By Jason Furman and Betsey Stevenson, The White House

In his 2014 State of the Union address, President Obama announced his intention to move forward using his own authority and raise the minimum wage for workers on new and replacement Federal service contracts to $10.10 an hour. As the President said, “If you cook our troops’ meals or wash their dishes, you shouldn’t have to live in poverty.” Today, the President will sign an Executive Order making this vision a reality.

This step is a smart business decision for the government because it will make Federal procurement more economical and efficient. An extensive body of research suggests that giving a raise to lower-income workers reduces turnover and raises morale, and can thus lower costs and improve productivity. In addition, firms that already pay a decent wage and realize these kinds of efficiencies should not have to radically alter their bids to comply with the Executive Order. This means the new rule can allow Federal agencies to select from a higher-quality group of bidders without a marked increase in costs—a fact that is borne out by empirical studies of municipal government contracts.

This Executive Order will also give a boost to hardworking Americans struggling to make ends meet, and the President still believes that Congress should act to do the same for millions more.

A presentation prepared by the Council of Economic Advisers, “The Economic Case for Raising the Minimum Wage,” can be viewed below.
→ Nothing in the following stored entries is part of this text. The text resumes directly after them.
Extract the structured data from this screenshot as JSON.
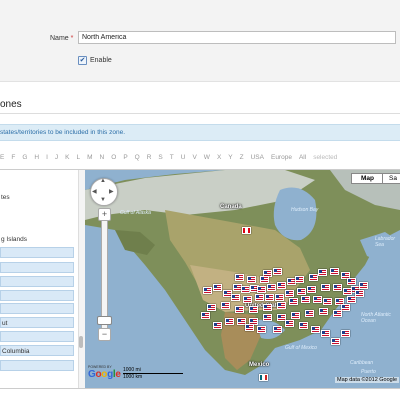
{
  "form": {
    "name_label": "Name",
    "required_mark": "*",
    "name_value": "North America",
    "enable_label": "Enable",
    "enable_checked_glyph": "✔"
  },
  "section": {
    "title": "ones",
    "info": "states/territories to be included in this zone."
  },
  "filter_letters": [
    "E",
    "F",
    "G",
    "H",
    "I",
    "J",
    "K",
    "L",
    "M",
    "N",
    "O",
    "P",
    "Q",
    "R",
    "S",
    "T",
    "U",
    "V",
    "W",
    "X",
    "Y",
    "Z",
    "USA",
    "Europe",
    "All",
    "selected"
  ],
  "sidebar": {
    "items": [
      {
        "label": "tes",
        "boxed": false
      },
      {
        "label": "g Islands",
        "boxed": false
      },
      {
        "label": "",
        "boxed": true
      },
      {
        "label": "",
        "boxed": true
      },
      {
        "label": "",
        "boxed": true
      },
      {
        "label": "",
        "boxed": true
      },
      {
        "label": "",
        "boxed": true
      },
      {
        "label": "ut",
        "boxed": true
      },
      {
        "label": "",
        "boxed": true
      },
      {
        "label": "Columbia",
        "boxed": true
      },
      {
        "label": "",
        "boxed": true
      }
    ]
  },
  "map": {
    "type_buttons": [
      "Map",
      "Sa"
    ],
    "labels": {
      "canada": "Canada",
      "united_states": "United States",
      "mexico": "Mexico",
      "gulf_alaska": "Gulf of Alaska",
      "hudson_bay": "Hudson Bay",
      "labrador_sea": "Labrador Sea",
      "gulf_mexico": "Gulf of Mexico",
      "caribbean": "Caribbean",
      "puerto_rico": "Puerto",
      "north_atlantic": "North Atlantic Ocean",
      "powered_by": "POWERED BY",
      "google": "Google",
      "scale_mi": "1000 mi",
      "scale_km": "1000 km",
      "map_data": "Map data ©2012 Google"
    }
  },
  "colors": {
    "info_bg": "#dcecf6",
    "info_text": "#2d6fa8",
    "sidebar_box": "#d9e9f7",
    "water": "#8fb1cf"
  }
}
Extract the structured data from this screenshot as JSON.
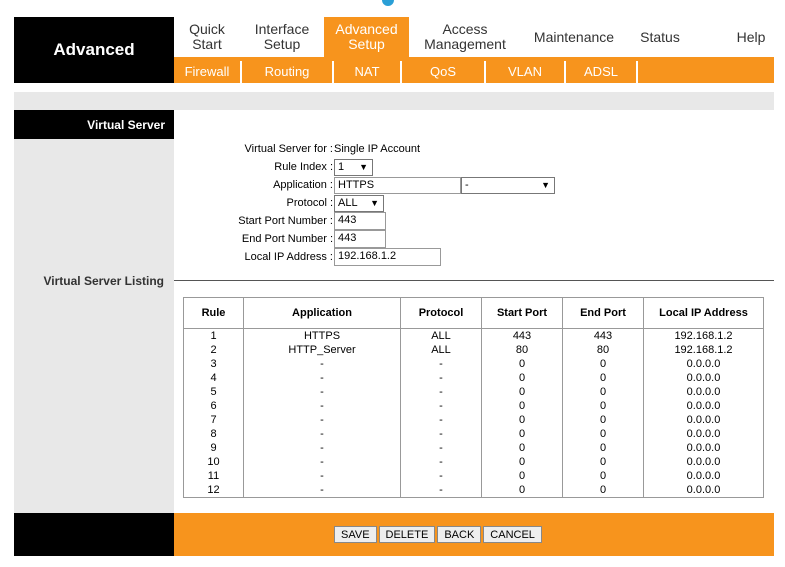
{
  "header": {
    "brand": "Advanced",
    "nav": [
      {
        "label": "Quick\nStart",
        "active": false
      },
      {
        "label": "Interface\nSetup",
        "active": false
      },
      {
        "label": "Advanced\nSetup",
        "active": true
      },
      {
        "label": "Access\nManagement",
        "active": false
      },
      {
        "label": "Maintenance",
        "active": false
      },
      {
        "label": "Status",
        "active": false
      },
      {
        "label": "Help",
        "active": false
      }
    ],
    "subnav": [
      "Firewall",
      "Routing",
      "NAT",
      "QoS",
      "VLAN",
      "ADSL"
    ]
  },
  "section": {
    "title": "Virtual Server",
    "listing_title": "Virtual Server Listing"
  },
  "form": {
    "virtual_server_for_label": "Virtual Server for :",
    "virtual_server_for_value": "Single IP Account",
    "rule_index_label": "Rule Index :",
    "rule_index_value": "1",
    "application_label": "Application :",
    "application_value": "HTTPS",
    "application_select_value": "-",
    "protocol_label": "Protocol :",
    "protocol_value": "ALL",
    "start_port_label": "Start Port Number :",
    "start_port_value": "443",
    "end_port_label": "End Port Number :",
    "end_port_value": "443",
    "local_ip_label": "Local IP Address :",
    "local_ip_value": "192.168.1.2"
  },
  "table": {
    "columns": [
      "Rule",
      "Application",
      "Protocol",
      "Start Port",
      "End Port",
      "Local IP Address"
    ],
    "rows": [
      [
        "1",
        "HTTPS",
        "ALL",
        "443",
        "443",
        "192.168.1.2"
      ],
      [
        "2",
        "HTTP_Server",
        "ALL",
        "80",
        "80",
        "192.168.1.2"
      ],
      [
        "3",
        "-",
        "-",
        "0",
        "0",
        "0.0.0.0"
      ],
      [
        "4",
        "-",
        "-",
        "0",
        "0",
        "0.0.0.0"
      ],
      [
        "5",
        "-",
        "-",
        "0",
        "0",
        "0.0.0.0"
      ],
      [
        "6",
        "-",
        "-",
        "0",
        "0",
        "0.0.0.0"
      ],
      [
        "7",
        "-",
        "-",
        "0",
        "0",
        "0.0.0.0"
      ],
      [
        "8",
        "-",
        "-",
        "0",
        "0",
        "0.0.0.0"
      ],
      [
        "9",
        "-",
        "-",
        "0",
        "0",
        "0.0.0.0"
      ],
      [
        "10",
        "-",
        "-",
        "0",
        "0",
        "0.0.0.0"
      ],
      [
        "11",
        "-",
        "-",
        "0",
        "0",
        "0.0.0.0"
      ],
      [
        "12",
        "-",
        "-",
        "0",
        "0",
        "0.0.0.0"
      ]
    ]
  },
  "footer": {
    "save": "SAVE",
    "delete": "DELETE",
    "back": "BACK",
    "cancel": "CANCEL"
  },
  "colors": {
    "accent": "#f7941d",
    "dark": "#000000",
    "panel": "#e8e8e8"
  }
}
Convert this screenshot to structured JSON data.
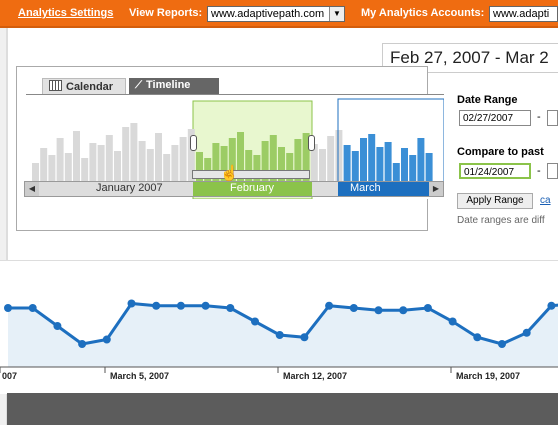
{
  "topbar": {
    "analytics_settings": "Analytics Settings",
    "view_reports_label": "View Reports:",
    "view_reports_value": "www.adaptivepath.com",
    "my_accounts_label": "My Analytics Accounts:",
    "my_accounts_value": "www.adapti"
  },
  "header": {
    "date_range_text": "Feb 27, 2007 - Mar 2"
  },
  "tabs": {
    "calendar": "Calendar",
    "timeline": "Timeline"
  },
  "timeline": {
    "months": [
      "January 2007",
      "February",
      "March"
    ],
    "colors": {
      "gray": "#d9d9d9",
      "green_selection": "#9ccc65",
      "green_bg": "#e8f7cf",
      "blue": "#3b8fd6",
      "blue_dark": "#1d6fbf"
    }
  },
  "range_controls": {
    "date_range_label": "Date Range",
    "date_range_start": "02/27/2007",
    "dash": "-",
    "compare_label": "Compare to past",
    "compare_start": "01/24/2007",
    "apply_label": "Apply Range",
    "cancel_label": "ca",
    "note": "Date ranges are diff"
  },
  "chart_data": {
    "type": "line",
    "x_tick_labels": [
      "007",
      "March 5, 2007",
      "March 12, 2007",
      "March 19, 2007"
    ],
    "values": [
      48,
      48,
      40,
      32,
      34,
      50,
      49,
      49,
      49,
      48,
      42,
      36,
      35,
      49,
      48,
      47,
      47,
      48,
      42,
      35,
      32,
      37,
      49,
      50,
      47,
      48,
      48
    ]
  }
}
The inflation-adjusted value of the minimum wage has fallen by more than a third from its peak and is currently about twenty percent less than it was when President Ronald Reagan first took office in 1981. The minimum wage helps support family incomes, reducing inequality and poverty—especially for female earners. But as the real value of the minimum wage been allowed to erode, it has stopped serving this important purpose. The minimum wage is now just 36 percent of the average wage and trending lower, as those at the low end of the income distribution are in increasing danger of being left behind while the economic recovery continues to unfold.

Raising the minimum wage to $10.10 per hour would benefit a wide range of families. New estimates from the Council of Economic Advisers find that when it is fully phased in 28 million workers would see a raise, including 19 million making less than $10.10 and another 8 million with wages just above $10.10 who would benefit from the ripple effect. These wages increases would be progressive with nearly half of the benefits going to households making under $35,000, but they would also benefit millions of middle class families, for example ones in which a spouse worked part-time at the minimum wage to help the family’s overall income. In total more than half of the workers that benefit are women. Only 12 percent of minimum wage beneficiaries are teenagers and the remainder of the beneficiaries include a wide cross section of families with children, couples, and others.

Partly as a result of the more than one-third reduction in the inflation-adjusted minimum wage since 1967, research has found that the poverty rate based only on market incomes has not fallen since the 1960s. Fortunately, as discussed in this recent Council of Economic Advisers report, expansions in rewards for work like the Earned Income Tax Credit and in programs like the Supplemental Nutrition Assistance Program have contributed to a significant reduction in the poverty rate. Thus, while it is critically important to support these programs—including extending emergency unemployment insuranceensuring robust nutritional assistance, and making permanent the enhancements to the Earned Income Tax Credit and child tax credit—we also need a renewed emphasis on measures that reduce poverty by improving market wages.  Raising the minimum wage is the most direct and immediate policy in this regard.

The President supports raising the minimum wage to $10.10 an hour in three steps (and also raising the minimum wage for tipped workers), ensuring that wages and tax credits are sufficient to lift a family of four with one full-time worker above the poverty line. After raising the minimum wage to $10.10 an hour, the proposed legislation would also index it to inflation going forward, so that workers earning the minimum wage never again see significant erosions in their inflation-adjusted wages.

Finally, as one recent review of minimum wage research published since 2000 concluded, “The weight of that evidence points to little or no employment response to modest increases in the minimum wage.” Many economists now believe that a substantial portion of the cost to employers of minimum wage increases is offset by savings from reduced employee turnover and higher worker productivity. Moreover, in the short-run in an economy that is still demand-constrained, raising the minimum wage will increase the purchasing power of a vital segment of workers and contribute to stronger overall economic activity.